Wednesday, March 3, 2021

Quick notes: DeGoogle | Tamarind detox...

  • Android phones stripped of Google services - /e/ OS: Now you can buy smartphone with /e/ OS in the US and Canada


  • Presumptive denial: U.S. panel recommends export 'choke points' to prevent Chinese dominance in semiconductors


  • Tech Independence: China expected to match or exceed U.S. annual R&D spend of around 3% of GDP. More will be allocated to state-funded research, with China’s Science and Technology Ministry announcing priority areas such as hydrogen energy, electric vehicles and supercomputing.


  • Beijing’s weapons programmes funded by British taxpayer: Top British scientists helped China develop nuclear weapons tech. Chinese Academy of Engineering Physics is looking to expand “its international presence in order to attract leading talent to assist China’s development of nuclear weapons.”

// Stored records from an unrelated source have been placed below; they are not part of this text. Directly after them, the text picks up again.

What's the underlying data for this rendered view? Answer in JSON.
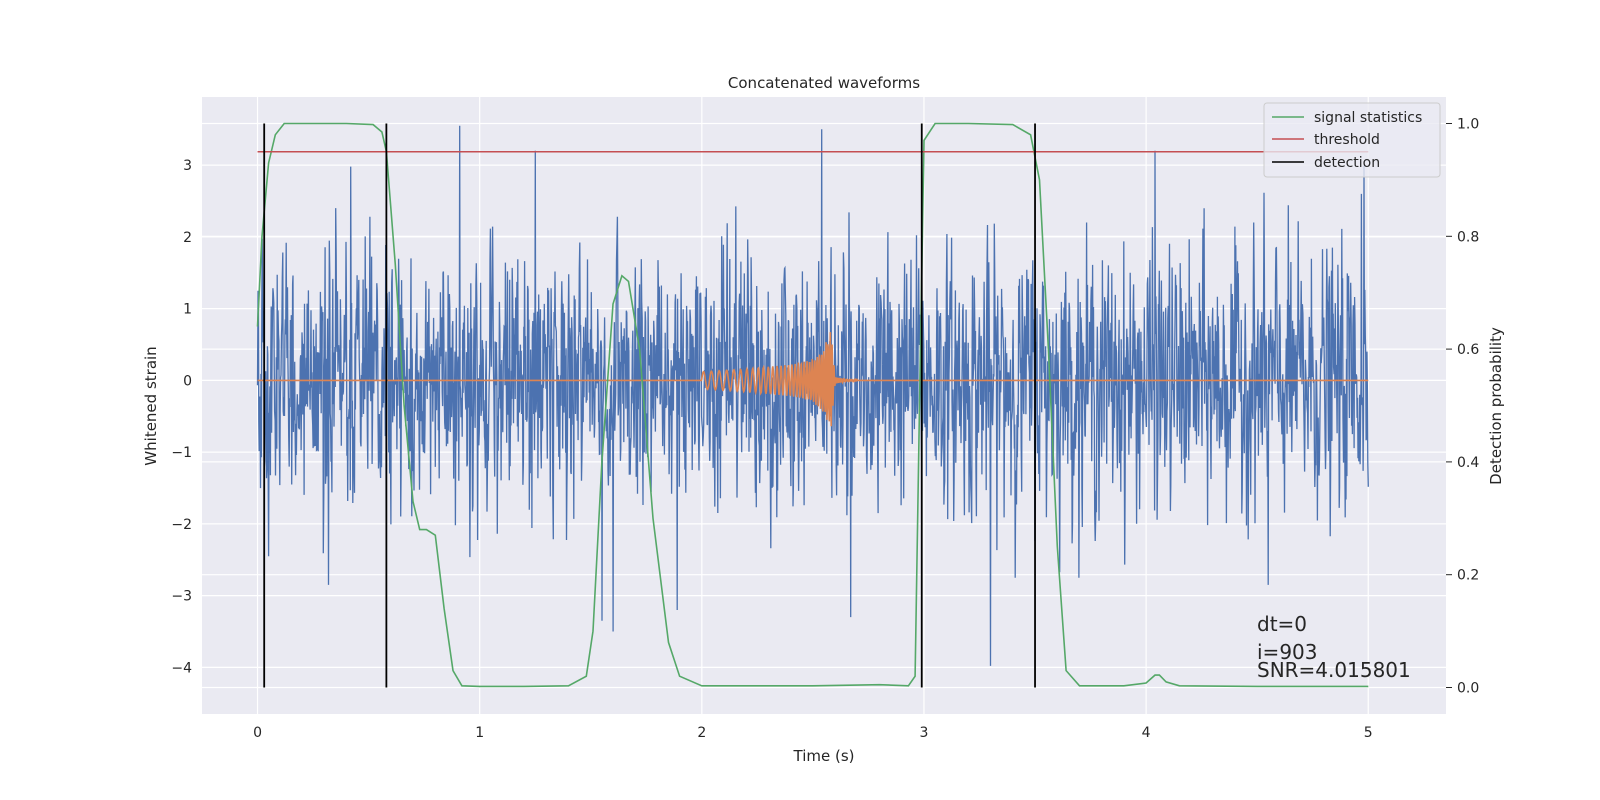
{
  "chart_data": {
    "type": "line",
    "title": "Concatenated waveforms",
    "xlabel": "Time (s)",
    "ylabel": "Whitened strain",
    "y2label": "Detection probability",
    "xlim": [
      -0.25,
      5.35
    ],
    "ylim": [
      -4.65,
      3.95
    ],
    "y2lim": [
      -0.047,
      1.047
    ],
    "xticks": [
      0,
      1,
      2,
      3,
      4,
      5
    ],
    "xtick_labels": [
      "0",
      "1",
      "2",
      "3",
      "4",
      "5"
    ],
    "yticks": [
      -4,
      -3,
      -2,
      -1,
      0,
      1,
      2,
      3
    ],
    "ytick_labels": [
      "−4",
      "−3",
      "−2",
      "−1",
      "0",
      "1",
      "2",
      "3"
    ],
    "y2ticks": [
      0.0,
      0.2,
      0.4,
      0.6,
      0.8,
      1.0
    ],
    "y2tick_labels": [
      "0.0",
      "0.2",
      "0.4",
      "0.6",
      "0.8",
      "1.0"
    ],
    "grid": true,
    "legend_position": "top-right",
    "colors": {
      "whitened_strain": "#4c72b0",
      "injected_waveform": "#dd8452",
      "signal_statistics": "#55a868",
      "threshold": "#c44e52",
      "detection": "#000000",
      "axes_background": "#eaeaf2"
    },
    "series": [
      {
        "key": "whitened_strain",
        "axis": "left",
        "style": "noise",
        "x_range": [
          0,
          5
        ],
        "amplitude_envelope": 2.2,
        "peaks": [
          [
            0.91,
            3.55
          ],
          [
            1.25,
            3.2
          ],
          [
            2.54,
            3.5
          ],
          [
            0.42,
            2.98
          ],
          [
            4.04,
            3.2
          ],
          [
            1.6,
            -3.5
          ],
          [
            3.3,
            -3.98
          ],
          [
            1.89,
            -3.2
          ],
          [
            2.67,
            -3.3
          ],
          [
            4.55,
            -2.85
          ],
          [
            0.32,
            -2.85
          ],
          [
            0.05,
            -2.45
          ],
          [
            0.58,
            -2.5
          ],
          [
            1.55,
            -3.35
          ],
          [
            4.97,
            2.6
          ],
          [
            4.98,
            3.0
          ]
        ]
      },
      {
        "key": "injected_waveform",
        "axis": "left",
        "style": "chirp",
        "x": [
          0,
          2.0,
          2.2,
          2.4,
          2.5,
          2.55,
          2.58,
          2.6,
          2.65,
          5
        ],
        "envelope": [
          0,
          0.12,
          0.16,
          0.22,
          0.3,
          0.45,
          0.72,
          0.05,
          0.01,
          0
        ]
      },
      {
        "name": "signal statistics",
        "key": "signal_statistics",
        "axis": "right",
        "x": [
          0.0,
          0.02,
          0.05,
          0.08,
          0.12,
          0.2,
          0.4,
          0.52,
          0.56,
          0.58,
          0.62,
          0.66,
          0.7,
          0.73,
          0.76,
          0.8,
          0.84,
          0.88,
          0.92,
          1.0,
          1.2,
          1.4,
          1.48,
          1.51,
          1.55,
          1.6,
          1.64,
          1.67,
          1.72,
          1.78,
          1.85,
          1.9,
          2.0,
          2.5,
          2.8,
          2.93,
          2.96,
          2.98,
          3.0,
          3.05,
          3.2,
          3.4,
          3.48,
          3.52,
          3.56,
          3.6,
          3.64,
          3.7,
          3.9,
          4.0,
          4.04,
          4.06,
          4.09,
          4.15,
          4.5,
          5.0
        ],
        "y": [
          0.64,
          0.8,
          0.93,
          0.98,
          1.0,
          1.0,
          1.0,
          0.998,
          0.985,
          0.95,
          0.75,
          0.5,
          0.33,
          0.28,
          0.28,
          0.27,
          0.14,
          0.03,
          0.003,
          0.002,
          0.002,
          0.003,
          0.02,
          0.1,
          0.4,
          0.68,
          0.73,
          0.72,
          0.6,
          0.3,
          0.08,
          0.02,
          0.003,
          0.003,
          0.005,
          0.003,
          0.02,
          0.5,
          0.97,
          1.0,
          1.0,
          0.998,
          0.98,
          0.9,
          0.6,
          0.25,
          0.03,
          0.003,
          0.003,
          0.008,
          0.022,
          0.022,
          0.01,
          0.003,
          0.002,
          0.002
        ]
      },
      {
        "name": "threshold",
        "key": "threshold",
        "axis": "right",
        "x": [
          0,
          5
        ],
        "y": [
          0.95,
          0.95
        ]
      },
      {
        "name": "detection",
        "key": "detection",
        "axis": "right",
        "style": "vlines",
        "x": [
          0.03,
          0.58,
          2.99,
          3.5
        ],
        "y_range": [
          0.0,
          1.0
        ]
      }
    ],
    "legend": [
      "signal statistics",
      "threshold",
      "detection"
    ],
    "annotations": [
      "dt=0",
      "i=903",
      "SNR=4.015801"
    ]
  }
}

  • Reuters: Chinese state hackers target Indian vaccine makers SII, Bharat Biotech, says security firm


  • Thinning out Uighur population: China's policy of transferring hundreds of thousands of Uighurs and other ethnic minorities in Xinjiang to new jobs often far from home is leading to a thinning out of their populations. Uprooting them and relocating them in other Chinese provinces "reduces Uighur population density." . . . . . When Hans clash with Khans, should we take sides?


  • Detoxing Fluoride With Tamarind: Calcium accumulation is concentrated in the Pineal Gland where it causes calcification. As the Pineal Gland produces Melatonin, the hormone responsible for regulating our sleep cycles by inducing a state of sleep at night, as well as controlling the timing and release of female reproductive hormones, it is vitally important on a systemic level. Plus Melatonin is vitally important for reducing the risk of cancer.

    Fluoride displaces Calcium within our systems. Calcification of the Pineal Gland is disastrous for our spiritual and mental development. The Pineal Gland is referred to as our third eye in Eastern Traditions. It is also responsible for our muscle development. Fluoride toxicity has been related to IQ deficiencies. It is because of it’s neurotoxic action that it interferes with our hormones and our sleep so savagely. Tamarind helps the body to detox fluoride.


  • Research, not rote learning: Rethink approach to teaching science. Make it about passion not compulsion. Focus on Innovation in order to be truly #Atmanirbhar.